The center is selective about the students who participate in tandem with the faculty—they’re committing to a long-term research project in addition to their normal coursework. While many are studying computer science or other technical fields, some bring viewpoints from majors like architecture that they apply to their work. To date, the center has worked with hundreds of students—both undergraduate and graduate levels—to implement these projects. This offers students a unique addition to their CVs once they complete their academic programs and potential internships or jobs with some of the biggest names in the cybersecurity industry.

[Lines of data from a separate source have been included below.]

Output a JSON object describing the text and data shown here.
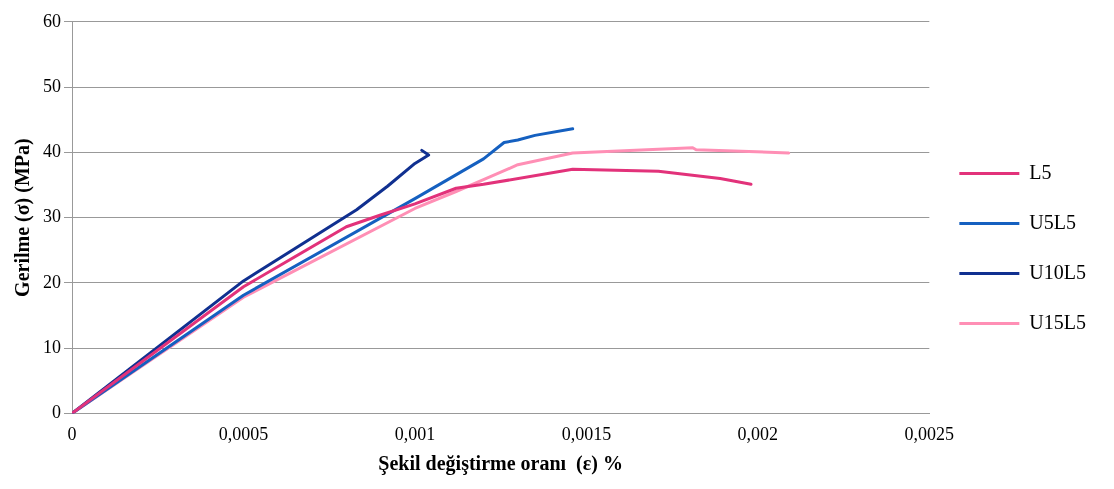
{
  "chart_data": {
    "type": "line",
    "xlabel": "Şekil değiştirme oranı  (ε) %",
    "ylabel": "Gerilme (σ) (MPa)",
    "xlim": [
      0,
      0.0025
    ],
    "xticks": [
      0,
      {
        "value": 0.0005,
        "label": "0,0005"
      },
      {
        "value": 0.001,
        "label": "0,001"
      },
      {
        "value": 0.0015,
        "label": "0,0015"
      },
      {
        "value": 0.002,
        "label": "0,002"
      },
      {
        "value": 0.0025,
        "label": "0,0025"
      }
    ],
    "ylim": [
      0,
      60
    ],
    "yticks": [
      0,
      10,
      20,
      30,
      40,
      50,
      60
    ],
    "grid": "y",
    "legend": "right",
    "marker": "none",
    "line_style": "solid",
    "series": [
      {
        "name": "L5",
        "color": "#e2327a",
        "x": [
          0,
          0.0005,
          0.0008,
          0.0009,
          0.001,
          0.00112,
          0.0012,
          0.00146,
          0.00171,
          0.00189,
          0.00198
        ],
        "values": [
          0,
          19.4,
          28.6,
          30.4,
          32.1,
          34.5,
          35.1,
          37.4,
          37.1,
          36.0,
          35.1
        ]
      },
      {
        "name": "U5L5",
        "color": "#1560c0",
        "x": [
          0,
          0.0005,
          0.001,
          0.0012,
          0.00126,
          0.0013,
          0.00135,
          0.00146
        ],
        "values": [
          0,
          18.1,
          32.9,
          39.0,
          41.5,
          41.9,
          42.6,
          43.6
        ]
      },
      {
        "name": "U10L5",
        "color": "#103090",
        "x": [
          0,
          0.0005,
          0.00083,
          0.00092,
          0.001,
          0.00104,
          0.00102
        ],
        "values": [
          0,
          20.3,
          31.2,
          34.8,
          38.3,
          39.6,
          40.3
        ]
      },
      {
        "name": "U15L5",
        "color": "#ff8fb5",
        "x": [
          0,
          0.0005,
          0.001,
          0.00112,
          0.0012,
          0.0013,
          0.00146,
          0.00181,
          0.00182,
          0.00209
        ],
        "values": [
          0,
          17.8,
          31.4,
          34.0,
          35.8,
          38.1,
          39.9,
          40.7,
          40.4,
          39.9
        ]
      }
    ]
  }
}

Twice each year, one of the member universities hosts a showcase; the latest showcase took place at Ball State in May. During these showcases, industry and university partners flock to a campus for two days of presentations and poster reviews on projects. In the spirit of collaboration, everyone learns about all of the center research, encouraging new avenues of thoughts and ideas. While competition may have been the name of the game in the past, Wayne finds that’s no longer the case. “For the first few years of the center, two companies that were in competition wouldn’t talk to each other. They wouldn’t want to give anything away,” said Wayne. “That’s not the case anymore.”

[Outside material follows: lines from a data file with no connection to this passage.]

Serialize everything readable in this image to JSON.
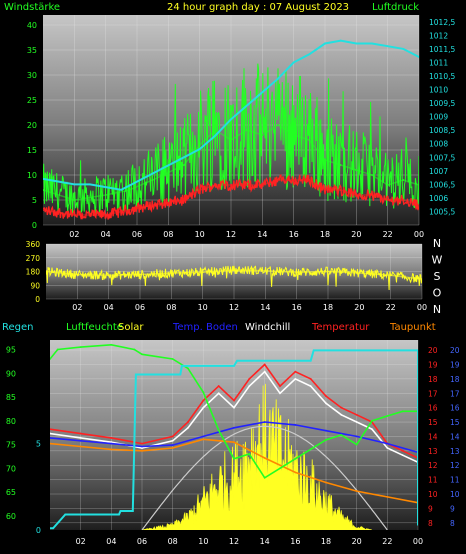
{
  "chart_data": [
    {
      "type": "line",
      "title": "24 hour graph day : 07 August 2023",
      "ylabel_left": "Windstärke",
      "ylabel_right": "Luftdruck",
      "x_ticks": [
        "02",
        "04",
        "06",
        "08",
        "10",
        "12",
        "14",
        "16",
        "18",
        "20",
        "22",
        "00"
      ],
      "ylim_left": [
        0,
        42
      ],
      "y_ticks_left": [
        "0",
        "5",
        "10",
        "15",
        "20",
        "25",
        "30",
        "35",
        "40"
      ],
      "ylim_right": [
        1005,
        1012.75
      ],
      "y_ticks_right": [
        "1005,5",
        "1006",
        "1006,5",
        "1007",
        "1007,5",
        "1008",
        "1008,5",
        "1009",
        "1009,5",
        "1010",
        "1010,5",
        "1011",
        "1011,5",
        "1012",
        "1012,5"
      ],
      "series": [
        {
          "color": "#22ff22",
          "axis": "left",
          "x": [
            0,
            2,
            4,
            5.5,
            7,
            9,
            10,
            11,
            12,
            13,
            14,
            15,
            16,
            17,
            18,
            19,
            20,
            21,
            22,
            23,
            24
          ],
          "values": [
            7,
            5,
            6,
            7,
            9,
            12,
            16,
            19,
            17,
            19,
            18,
            20,
            18,
            17,
            13,
            12,
            11,
            10,
            8,
            9,
            8
          ]
        },
        {
          "color": "#ff2222",
          "axis": "left",
          "x": [
            0,
            2,
            4,
            5.5,
            7,
            9,
            10,
            11,
            12,
            13,
            14,
            15,
            16,
            17,
            18,
            19,
            20,
            21,
            22,
            23,
            24
          ],
          "values": [
            3,
            2,
            2,
            3,
            4,
            5,
            7,
            8,
            8,
            8,
            8,
            9,
            9,
            9,
            7,
            7,
            6,
            6,
            5,
            5,
            4
          ]
        },
        {
          "color": "#22e0e0",
          "axis": "right",
          "x": [
            0,
            1,
            2,
            3,
            4,
            5,
            6,
            7,
            8,
            9,
            10,
            11,
            12,
            13,
            14,
            15,
            16,
            17,
            18,
            19,
            20,
            21,
            22,
            23,
            24
          ],
          "values": [
            1006.7,
            1006.6,
            1006.5,
            1006.5,
            1006.4,
            1006.3,
            1006.6,
            1006.9,
            1007.2,
            1007.5,
            1007.8,
            1008.3,
            1008.9,
            1009.4,
            1009.9,
            1010.4,
            1011.0,
            1011.3,
            1011.7,
            1011.8,
            1011.7,
            1011.7,
            1011.6,
            1011.5,
            1011.2
          ]
        }
      ]
    },
    {
      "type": "line",
      "x_ticks": [
        "02",
        "04",
        "06",
        "08",
        "10",
        "12",
        "14",
        "16",
        "18",
        "20",
        "22",
        "00"
      ],
      "ylim": [
        0,
        360
      ],
      "y_ticks": [
        "0",
        "90",
        "180",
        "270",
        "360"
      ],
      "right_labels": [
        "N",
        "W",
        "S",
        "O",
        "N"
      ],
      "series": [
        {
          "color": "#ffff22",
          "x": [
            0,
            2,
            4,
            6,
            8,
            10,
            12,
            14,
            16,
            18,
            20,
            22,
            24
          ],
          "values": [
            180,
            160,
            155,
            160,
            170,
            175,
            190,
            185,
            175,
            180,
            170,
            155,
            130
          ]
        }
      ]
    },
    {
      "type": "line",
      "legend": [
        {
          "label": "Regen",
          "color": "#22e0e0"
        },
        {
          "label": "Luftfeuchte",
          "color": "#22ff22"
        },
        {
          "label": "Solar",
          "color": "#ffff22"
        },
        {
          "label": "Temp. Boden",
          "color": "#2222ff"
        },
        {
          "label": "Windchill",
          "color": "#ffffff"
        },
        {
          "label": "Temperatur",
          "color": "#ff2222"
        },
        {
          "label": "Taupunkt",
          "color": "#ff8800"
        }
      ],
      "x_ticks": [
        "02",
        "04",
        "06",
        "08",
        "10",
        "12",
        "14",
        "16",
        "18",
        "20",
        "22",
        "00"
      ],
      "ylim_left": [
        57,
        97
      ],
      "y_ticks_left": [
        "60",
        "65",
        "70",
        "75",
        "80",
        "85",
        "90",
        "95"
      ],
      "ylim_rain": [
        0,
        11
      ],
      "y_ticks_rain": [
        "0",
        "5"
      ],
      "ylim_right": [
        7.5,
        20.7
      ],
      "y_ticks_right_red": [
        "8",
        "9",
        "10",
        "11",
        "12",
        "13",
        "14",
        "15",
        "16",
        "17",
        "18",
        "19",
        "20"
      ],
      "y_ticks_right_blue": [
        "8",
        "9",
        "10",
        "11",
        "12",
        "13",
        "14",
        "15",
        "16",
        "17",
        "18",
        "19",
        "20"
      ],
      "series": [
        {
          "name": "Temperatur",
          "color": "#ff2222",
          "axis": "right",
          "x": [
            0,
            2,
            4,
            6,
            8,
            9,
            10,
            11,
            12,
            13,
            14,
            15,
            16,
            17,
            18,
            19,
            20,
            21,
            22,
            23,
            24
          ],
          "values": [
            14.5,
            14.2,
            13.9,
            13.5,
            14.0,
            15.0,
            16.5,
            17.5,
            16.5,
            18.0,
            19.0,
            17.5,
            18.5,
            18.0,
            16.8,
            16.0,
            15.5,
            15.0,
            13.5,
            13.0,
            12.5
          ]
        },
        {
          "name": "Windchill",
          "color": "#ffffff",
          "axis": "right",
          "x": [
            0,
            2,
            4,
            6,
            8,
            9,
            10,
            11,
            12,
            13,
            14,
            15,
            16,
            17,
            18,
            19,
            20,
            21,
            22,
            23,
            24
          ],
          "values": [
            14.2,
            13.9,
            13.6,
            13.2,
            13.7,
            14.6,
            16.0,
            17.0,
            16.0,
            17.5,
            18.5,
            17.0,
            18.0,
            17.5,
            16.3,
            15.5,
            15.0,
            14.5,
            13.2,
            12.7,
            12.2
          ]
        },
        {
          "name": "Temp. Boden",
          "color": "#2222ff",
          "axis": "right",
          "x": [
            0,
            2,
            4,
            6,
            8,
            10,
            12,
            14,
            16,
            18,
            20,
            22,
            24
          ],
          "values": [
            13.9,
            13.7,
            13.5,
            13.3,
            13.4,
            14.0,
            14.6,
            15.0,
            14.8,
            14.4,
            14.0,
            13.5,
            12.9
          ]
        },
        {
          "name": "Taupunkt",
          "color": "#ff8800",
          "axis": "right",
          "x": [
            0,
            2,
            4,
            6,
            8,
            10,
            12,
            14,
            16,
            18,
            20,
            22,
            24
          ],
          "values": [
            13.5,
            13.3,
            13.1,
            13.0,
            13.2,
            13.8,
            13.6,
            12.5,
            11.5,
            10.8,
            10.2,
            9.8,
            9.4
          ]
        },
        {
          "name": "Luftfeuchte",
          "color": "#22ff22",
          "axis": "left",
          "x": [
            0,
            0.5,
            2,
            4,
            5.5,
            6,
            8,
            9,
            10,
            11,
            12,
            13,
            14,
            15,
            16,
            17,
            18,
            19,
            20,
            21,
            22,
            23,
            24
          ],
          "values": [
            93,
            95,
            95.5,
            96,
            95,
            94,
            93,
            91,
            86,
            78,
            72,
            73,
            68,
            70,
            72,
            74,
            76,
            77,
            75,
            80,
            81,
            82,
            82
          ]
        },
        {
          "name": "Regen",
          "color": "#22e0e0",
          "axis": "rain",
          "x": [
            0,
            0.2,
            0.6,
            1,
            4.5,
            4.6,
            5.4,
            5.6,
            8.5,
            8.6,
            12,
            12.2,
            17,
            17.2,
            24,
            24
          ],
          "values": [
            0.1,
            0.1,
            0.5,
            0.9,
            0.9,
            1.1,
            1.1,
            9.0,
            9.0,
            9.5,
            9.5,
            9.8,
            9.8,
            10.4,
            10.4,
            0.3
          ]
        },
        {
          "name": "Solar",
          "color": "#ffff22",
          "axis": "rain",
          "x": [
            6,
            8,
            9,
            10,
            11,
            12,
            13,
            14,
            15,
            16,
            17,
            18,
            19,
            20,
            21
          ],
          "values": [
            0,
            0.3,
            0.8,
            1.8,
            3.0,
            3.5,
            5.0,
            6.0,
            5.0,
            4.0,
            3.0,
            1.8,
            0.8,
            0.2,
            0
          ]
        }
      ]
    }
  ]
}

What’s in store for the center’s future?
Throughout projects’ lifecycles, the center is responsible for reporting their results back to the NSF, industry and government partners, and all the center’s stakeholders. Showcases offer supporters a chance to see the research in action and understand the impact their investments have made. Companies are also kept apprised of developments and milestones throughout the project. All of this creates significant data the center manages for projects around the country.
Alongside dozens of successfully completed research projects, the world-class faculty and members of the center have been recognized in many ways. Wayne and Dolores were awarded the prestigious Alexander Schwarzkopf Prize for Technological Innovation—named for Alex Schwarzkopf, the founder of the NSF’s I/UCRC program—in 2007 for their research into software design metrics. While celebrating its 30th year in operation in May 2016, the center was recognized by then-Governor Mike Pence with an official proclamation of a Security and Software Engineering Research Center Week throughout Indiana.
Over the next few years, the center will continue to adapt to the ever-changing needs of government and industry. They’re looking for more industry partners to join the center and provide new avenues of research for faculty and students. Wayne also says that new technologies like blockchain may find a future home in the center. Providing the best teams to research innovative ideas is always at the heart of the S2ERC, with Ball State leading the way for this international operation.